Brannen coached the Bearcats to a 20-10 record in 2019-20, a tie for the AAC regular season title and the No. 1 seed in the AAC tournament. The post season conference tournaments were canceled due to the Coronavirus pandemic. Cincinnati started the 2020-21 season 3-7 before Covid issues forced the team away from the court for 25 days. The Bearcats rallied to a 9-4 finish and reach the AAC tournament championship game and was dismantled by the regular season champion Houston Cougars who were enjoying their moment in the sun enroute to the second Sweet Sixteen appearance under Kelvlin Sampson and first trip to the Final Four since Phi Slamma Jamma dominated opponents in 1984 . The Bearcats finished 12-11 and failed to make the tournament for the first time since 2010.

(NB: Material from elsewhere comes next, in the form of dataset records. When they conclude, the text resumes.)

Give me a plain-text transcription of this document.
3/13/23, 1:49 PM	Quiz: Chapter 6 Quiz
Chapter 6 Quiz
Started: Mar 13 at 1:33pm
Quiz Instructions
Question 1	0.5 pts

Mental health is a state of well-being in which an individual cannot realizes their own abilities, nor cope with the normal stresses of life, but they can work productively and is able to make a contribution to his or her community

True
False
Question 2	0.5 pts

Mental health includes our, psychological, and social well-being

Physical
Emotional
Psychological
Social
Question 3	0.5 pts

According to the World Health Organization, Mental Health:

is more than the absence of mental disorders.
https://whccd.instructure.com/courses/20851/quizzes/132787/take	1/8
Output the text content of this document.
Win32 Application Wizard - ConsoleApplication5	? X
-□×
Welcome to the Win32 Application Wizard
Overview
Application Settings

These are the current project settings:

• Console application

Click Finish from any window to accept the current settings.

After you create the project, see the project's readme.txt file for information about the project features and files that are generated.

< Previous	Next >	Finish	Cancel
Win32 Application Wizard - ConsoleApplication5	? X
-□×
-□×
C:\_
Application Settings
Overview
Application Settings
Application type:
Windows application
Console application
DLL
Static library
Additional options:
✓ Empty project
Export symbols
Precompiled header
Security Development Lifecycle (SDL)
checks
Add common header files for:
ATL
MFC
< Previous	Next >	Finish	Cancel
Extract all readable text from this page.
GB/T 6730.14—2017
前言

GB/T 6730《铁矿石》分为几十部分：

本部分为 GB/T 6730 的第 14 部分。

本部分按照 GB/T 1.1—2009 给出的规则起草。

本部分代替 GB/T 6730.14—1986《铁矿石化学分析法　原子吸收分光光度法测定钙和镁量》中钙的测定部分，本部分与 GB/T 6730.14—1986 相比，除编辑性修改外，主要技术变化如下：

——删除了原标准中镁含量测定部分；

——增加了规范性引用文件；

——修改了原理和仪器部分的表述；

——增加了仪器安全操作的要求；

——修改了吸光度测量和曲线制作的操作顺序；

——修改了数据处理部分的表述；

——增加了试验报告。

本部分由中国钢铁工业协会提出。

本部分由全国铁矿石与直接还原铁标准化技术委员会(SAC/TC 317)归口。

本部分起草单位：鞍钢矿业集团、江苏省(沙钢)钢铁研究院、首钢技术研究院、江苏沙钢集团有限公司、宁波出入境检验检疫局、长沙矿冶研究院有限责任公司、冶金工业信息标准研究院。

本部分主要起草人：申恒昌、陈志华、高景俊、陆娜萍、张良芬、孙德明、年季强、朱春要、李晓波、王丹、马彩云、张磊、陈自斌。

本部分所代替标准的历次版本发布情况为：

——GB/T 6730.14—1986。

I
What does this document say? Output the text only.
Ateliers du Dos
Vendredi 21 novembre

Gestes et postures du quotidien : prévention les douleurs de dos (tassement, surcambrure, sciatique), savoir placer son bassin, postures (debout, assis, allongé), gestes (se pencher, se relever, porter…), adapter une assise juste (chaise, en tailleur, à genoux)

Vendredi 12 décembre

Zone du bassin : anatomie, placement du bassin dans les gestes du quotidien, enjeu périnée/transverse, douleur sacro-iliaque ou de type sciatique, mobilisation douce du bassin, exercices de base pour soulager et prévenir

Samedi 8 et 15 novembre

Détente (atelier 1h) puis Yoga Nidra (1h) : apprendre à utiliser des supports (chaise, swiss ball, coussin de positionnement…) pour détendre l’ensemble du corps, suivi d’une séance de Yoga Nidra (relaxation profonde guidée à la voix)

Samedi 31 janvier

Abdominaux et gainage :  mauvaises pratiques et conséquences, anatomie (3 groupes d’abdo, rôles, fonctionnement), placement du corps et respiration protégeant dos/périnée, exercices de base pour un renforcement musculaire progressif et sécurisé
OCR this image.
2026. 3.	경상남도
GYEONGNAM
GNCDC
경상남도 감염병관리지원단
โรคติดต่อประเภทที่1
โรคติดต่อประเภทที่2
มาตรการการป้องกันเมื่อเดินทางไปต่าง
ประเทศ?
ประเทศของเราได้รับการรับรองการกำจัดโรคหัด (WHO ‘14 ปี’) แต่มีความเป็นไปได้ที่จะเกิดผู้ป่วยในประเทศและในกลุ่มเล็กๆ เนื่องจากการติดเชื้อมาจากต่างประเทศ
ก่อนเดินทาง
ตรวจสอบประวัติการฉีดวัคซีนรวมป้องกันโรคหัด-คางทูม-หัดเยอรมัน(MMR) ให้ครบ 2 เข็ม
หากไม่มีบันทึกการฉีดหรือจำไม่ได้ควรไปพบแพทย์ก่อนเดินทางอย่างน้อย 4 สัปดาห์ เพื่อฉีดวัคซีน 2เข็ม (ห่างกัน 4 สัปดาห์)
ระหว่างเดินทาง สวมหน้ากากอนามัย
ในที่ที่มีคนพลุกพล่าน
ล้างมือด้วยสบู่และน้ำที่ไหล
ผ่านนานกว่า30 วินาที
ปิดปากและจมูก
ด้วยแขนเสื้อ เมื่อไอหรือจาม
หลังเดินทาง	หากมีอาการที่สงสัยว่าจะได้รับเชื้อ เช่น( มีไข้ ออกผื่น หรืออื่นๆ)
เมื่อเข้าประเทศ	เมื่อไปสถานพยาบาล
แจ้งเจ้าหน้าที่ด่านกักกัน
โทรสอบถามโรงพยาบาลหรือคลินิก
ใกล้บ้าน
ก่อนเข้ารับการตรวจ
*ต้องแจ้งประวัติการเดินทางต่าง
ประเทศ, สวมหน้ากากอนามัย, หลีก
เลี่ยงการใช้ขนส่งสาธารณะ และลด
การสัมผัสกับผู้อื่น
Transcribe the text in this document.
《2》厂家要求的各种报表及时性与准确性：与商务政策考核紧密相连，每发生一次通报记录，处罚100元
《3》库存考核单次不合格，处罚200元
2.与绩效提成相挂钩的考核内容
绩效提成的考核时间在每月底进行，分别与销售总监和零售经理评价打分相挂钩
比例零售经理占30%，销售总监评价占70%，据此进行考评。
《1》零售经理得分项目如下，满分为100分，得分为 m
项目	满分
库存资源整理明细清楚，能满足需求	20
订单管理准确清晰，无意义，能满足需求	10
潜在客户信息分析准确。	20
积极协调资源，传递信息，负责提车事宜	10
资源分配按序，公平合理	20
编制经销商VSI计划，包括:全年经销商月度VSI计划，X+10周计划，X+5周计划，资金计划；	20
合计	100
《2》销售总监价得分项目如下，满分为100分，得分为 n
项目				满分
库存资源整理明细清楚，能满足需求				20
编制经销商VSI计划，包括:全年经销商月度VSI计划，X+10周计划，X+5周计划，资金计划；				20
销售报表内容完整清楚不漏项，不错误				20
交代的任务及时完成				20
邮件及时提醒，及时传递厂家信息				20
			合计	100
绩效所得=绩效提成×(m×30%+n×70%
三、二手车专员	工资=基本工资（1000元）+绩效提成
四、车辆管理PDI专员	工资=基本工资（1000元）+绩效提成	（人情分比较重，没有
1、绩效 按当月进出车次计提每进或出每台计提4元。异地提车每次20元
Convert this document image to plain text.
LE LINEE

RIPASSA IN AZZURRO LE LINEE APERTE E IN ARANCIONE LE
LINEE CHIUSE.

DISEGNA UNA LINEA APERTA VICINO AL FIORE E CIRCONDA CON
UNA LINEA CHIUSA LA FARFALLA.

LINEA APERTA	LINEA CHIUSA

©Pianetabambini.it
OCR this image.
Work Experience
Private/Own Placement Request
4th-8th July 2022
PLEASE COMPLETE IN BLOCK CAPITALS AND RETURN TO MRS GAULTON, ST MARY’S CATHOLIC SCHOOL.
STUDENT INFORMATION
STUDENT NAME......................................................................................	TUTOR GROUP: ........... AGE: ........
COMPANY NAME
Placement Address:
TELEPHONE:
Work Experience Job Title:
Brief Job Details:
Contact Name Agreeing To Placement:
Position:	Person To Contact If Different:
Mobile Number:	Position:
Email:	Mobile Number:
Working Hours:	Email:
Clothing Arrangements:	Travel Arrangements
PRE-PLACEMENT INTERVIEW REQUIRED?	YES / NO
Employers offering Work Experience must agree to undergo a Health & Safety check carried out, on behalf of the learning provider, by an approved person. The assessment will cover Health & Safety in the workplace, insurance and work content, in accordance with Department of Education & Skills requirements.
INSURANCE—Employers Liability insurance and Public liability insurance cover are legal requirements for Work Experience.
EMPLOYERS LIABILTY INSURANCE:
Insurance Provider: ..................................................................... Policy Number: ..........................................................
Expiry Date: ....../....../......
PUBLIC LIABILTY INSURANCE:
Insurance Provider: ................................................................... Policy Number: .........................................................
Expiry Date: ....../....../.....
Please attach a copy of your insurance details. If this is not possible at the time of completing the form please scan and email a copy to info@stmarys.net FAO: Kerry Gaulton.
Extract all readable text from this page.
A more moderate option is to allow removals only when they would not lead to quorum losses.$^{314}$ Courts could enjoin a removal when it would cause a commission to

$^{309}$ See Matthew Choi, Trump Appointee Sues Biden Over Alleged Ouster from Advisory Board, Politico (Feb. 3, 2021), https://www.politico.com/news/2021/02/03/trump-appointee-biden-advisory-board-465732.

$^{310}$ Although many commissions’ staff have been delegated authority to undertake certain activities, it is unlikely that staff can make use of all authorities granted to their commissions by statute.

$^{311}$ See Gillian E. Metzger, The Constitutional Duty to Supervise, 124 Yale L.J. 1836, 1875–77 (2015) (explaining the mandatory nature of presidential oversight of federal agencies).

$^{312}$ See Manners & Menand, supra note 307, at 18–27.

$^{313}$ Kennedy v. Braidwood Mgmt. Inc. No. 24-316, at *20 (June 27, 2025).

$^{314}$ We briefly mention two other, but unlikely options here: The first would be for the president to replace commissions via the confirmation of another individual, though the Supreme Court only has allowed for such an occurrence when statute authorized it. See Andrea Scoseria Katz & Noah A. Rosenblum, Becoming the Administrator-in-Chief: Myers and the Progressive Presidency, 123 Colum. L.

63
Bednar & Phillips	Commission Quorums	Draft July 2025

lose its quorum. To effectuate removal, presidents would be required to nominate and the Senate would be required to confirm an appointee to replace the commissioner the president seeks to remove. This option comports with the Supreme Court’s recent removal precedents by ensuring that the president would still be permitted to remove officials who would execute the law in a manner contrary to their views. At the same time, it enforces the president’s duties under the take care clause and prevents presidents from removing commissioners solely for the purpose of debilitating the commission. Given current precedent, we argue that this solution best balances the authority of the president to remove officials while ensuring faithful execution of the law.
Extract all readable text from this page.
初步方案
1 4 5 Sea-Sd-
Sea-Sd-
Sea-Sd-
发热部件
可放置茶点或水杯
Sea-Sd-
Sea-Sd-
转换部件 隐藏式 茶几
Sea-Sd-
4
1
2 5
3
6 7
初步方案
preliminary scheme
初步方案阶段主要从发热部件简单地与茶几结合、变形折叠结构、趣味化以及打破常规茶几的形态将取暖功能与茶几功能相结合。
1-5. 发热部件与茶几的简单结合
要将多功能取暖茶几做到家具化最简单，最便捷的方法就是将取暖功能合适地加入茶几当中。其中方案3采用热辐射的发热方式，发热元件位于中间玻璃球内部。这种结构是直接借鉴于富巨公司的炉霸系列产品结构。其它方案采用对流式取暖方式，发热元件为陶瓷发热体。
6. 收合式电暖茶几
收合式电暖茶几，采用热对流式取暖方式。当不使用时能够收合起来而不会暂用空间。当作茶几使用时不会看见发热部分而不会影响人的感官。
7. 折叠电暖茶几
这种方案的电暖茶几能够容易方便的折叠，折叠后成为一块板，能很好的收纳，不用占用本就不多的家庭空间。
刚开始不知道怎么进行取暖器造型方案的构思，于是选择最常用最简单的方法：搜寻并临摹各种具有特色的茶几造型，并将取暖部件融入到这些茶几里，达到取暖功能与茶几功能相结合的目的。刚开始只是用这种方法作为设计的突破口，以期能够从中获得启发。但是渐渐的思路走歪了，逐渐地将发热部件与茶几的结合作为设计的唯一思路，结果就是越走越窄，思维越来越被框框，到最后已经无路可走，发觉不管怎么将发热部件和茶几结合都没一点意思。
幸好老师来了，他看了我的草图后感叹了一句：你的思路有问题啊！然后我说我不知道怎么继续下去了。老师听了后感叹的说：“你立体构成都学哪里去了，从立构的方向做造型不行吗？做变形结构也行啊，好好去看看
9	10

The mass exodus of players began three days after the loss in the championship to Houston. And Brannen found himself a man without a country. He wasn’t hired by Cunningham, who presvioulsy worked at Minnesota and Syracuse and had no family ties to either Huggins or Cronin, no ground swell of local support when he needed it, and wasn’t perceived to be the same caliber coach as Kelvin Sampson or Penny Hardaway employed by other AAC members. He also didn’t have enough success to suit the fan base, finishing 31-21 in two years and who watched conference rivals advance through March Madness as they reminisced about five stright trips to the Final Four and back to back national champions when Ed Jucker was coach.

With Brannen dismissed, Cunningham now can pick his own man. Early speculation has centered on South Carolina coach Frank Martin, former Indiana coach Archie Miller and even former UC player and current Huggins’ assistant coach Erik Martin. But there will be a long legal battle that figures to get ugly before the dust settles.